This reminds me of variable scope distance; the number of lines between a variable’s declaration and its use. As in
sentences, a function is easier to read when variables are defined close to where they are used, compared to setting up
ten variables upfront and then using them over the next 20 lines of code.
Dependency Locality Theory (DLT) Storage cost of reading a sentence. The core idea is that the processing cost of
reading a sentence comes from holding incomplete dependencies open in working memory — specifically, counting the number
of new discourse referents (roughly: nouns/verbs) you pass over while waiting for a dependency to close.
“If it rains, I will stay inside” has two resolving words (“rains”, “stay”), so “I” and “will” need to be held in
memory
until one reads “stay” and resolves the current context, while “inside” only attaches to “stay”.

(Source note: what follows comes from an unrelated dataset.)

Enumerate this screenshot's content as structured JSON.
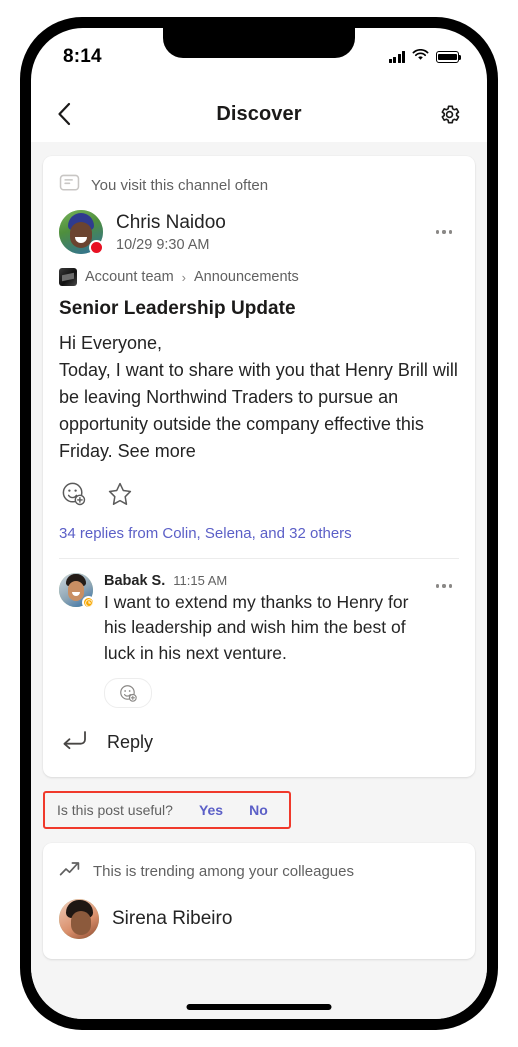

From a computer science perspective, the “closing” of a context maps nicely to the liveness of a variable: how
many lines or statements does a compiler need to track a variable until it goes out of scope?
For humans, I find it more intuitive to compare it to a function’s call graph fan-out — how many
unresolved function calls must I hold in mind while reading a function? A function that calls n different
functions increases complexity for the reader, who may need to understand each of those functions, and also introduces
coupling complexity, as this function requires knowledge about the broader system.
Type-token ratio the count of unique words divided by the total number of words, similar to Halstead vocabulary, since Halstead was inspired by linguistic ideas when developing his complexity metrics.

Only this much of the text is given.